Tard dans la soirée du dimanche, la présidence du gouvernement a informé, via une annonce diffusée sur la première chaîne nationale, du limogeage du ministre de l’Education nationale, Néji Jalloul, et de la ministre des Finances, Lamia Zribi. Le premier sera remplacé par le ministre de l’Enseignement supérieur et de la recherche scientifique, Slim Khalbous et la seconde par le ministre du Développement, de l'investissement et de la coopération internationale, Fadhel Abdelkafi. 

Deux limogeages fortement attendus et pour cause. Lamia Zribi a provoqué, il y a quelques jours de cela, une grande polémique dans le pays après avoir assuré que le dinar devrait très bientôt atteindre le seuil de 3 dinars devant l’euro alors que Néji Jalloul mène un bras de fer contre les enseignants syndicalistes depuis quelques mois déjà.
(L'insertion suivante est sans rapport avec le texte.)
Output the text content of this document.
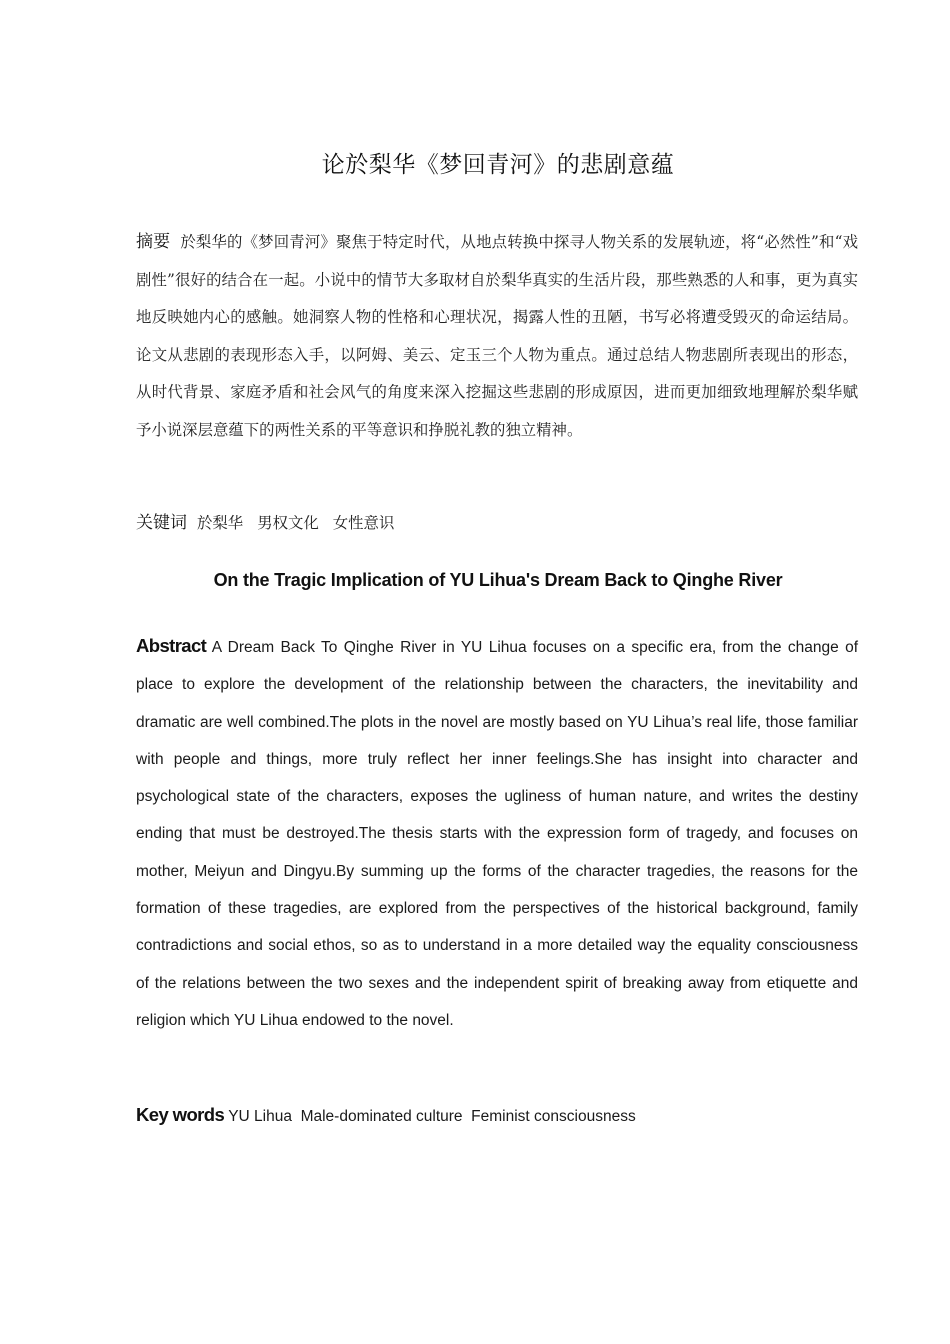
论於梨华《梦回青河》的悲剧意蕴
摘要 於梨华的《梦回青河》聚焦于特定时代，从地点转换中探寻人物关系的发展轨迹，将“必然性”和“戏剧性”很好的结合在一起。小说中的情节大多取材自於梨华真实的生活片段，那些熟悉的人和事，更为真实地反映她内心的感触。她洞察人物的性格和心理状况，揭露人性的丑陋，书写必将遭受毁灭的命运结局。论文从悲剧的表现形态入手，以阿姆、美云、定玉三个人物为重点。通过总结人物悲剧所表现出的形态，从时代背景、家庭矛盾和社会风气的角度来深入挖掘这些悲剧的形成原因，进而更加细致地理解於梨华赋予小说深层意蕴下的两性关系的平等意识和挣脱礼教的独立精神。
关键词 於梨华 男权文化 女性意识
On the Tragic Implication of YU Lihua's Dream Back to Qinghe River
Abstract A Dream Back To Qinghe River in YU Lihua focuses on a specific era, from the change of place to explore the development of the relationship between the characters, the inevitability and dramatic are well combined.The plots in the novel are mostly based on YU Lihua’s real life, those familiar with people and things, more truly reflect her inner feelings.She has insight into character and psychological state of the characters, exposes the ugliness of human nature, and writes the destiny ending that must be destroyed.The thesis starts with the expression form of tragedy, and focuses on mother, Meiyun and Dingyu.By summing up the forms of the character tragedies, the reasons for the formation of these tragedies, are explored from the perspectives of the historical background, family contradictions and social ethos, so as to understand in a more detailed way the equality consciousness of the relations between the two sexes and the independent spirit of breaking away from etiquette and religion which YU Lihua endowed to the novel.
Key words YU Lihua  Male-dominated culture  Feminist consciousness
Au lendemain de l’élection du nouveau Bureau exécutif de l’Union générale tunisienne du travail (UGTT), la requête relative au limogeage de Néji Jalloul était devenue officielle après qu’elle ait été adoptée par les nouveaux dirigeants de la centrale syndicale.

Toutefois, le problème avec ce nouveau remaniement partiel – après un premier effectué en février dernier – pose un problème relatif au timing : une annonce faite un dimanche soir à la veille d’un jour férié à l’occasion de la fête internationale du travail. Si certains y ont vu un simple hasard, d’autres constatent que Youssef Chahed a choisi cette date là afin d’éviter les ‘mauvaises’ réactions et dans le but d’absorber la révolte de certains. D’autres avis vont à dire que le limogeage de Jalloul à la veille du premier mai est une sorte de cadeau d’anniversaire offert par Chahed aux syndicalistes qui ont tant réclamé la tête de ce ministre polémique.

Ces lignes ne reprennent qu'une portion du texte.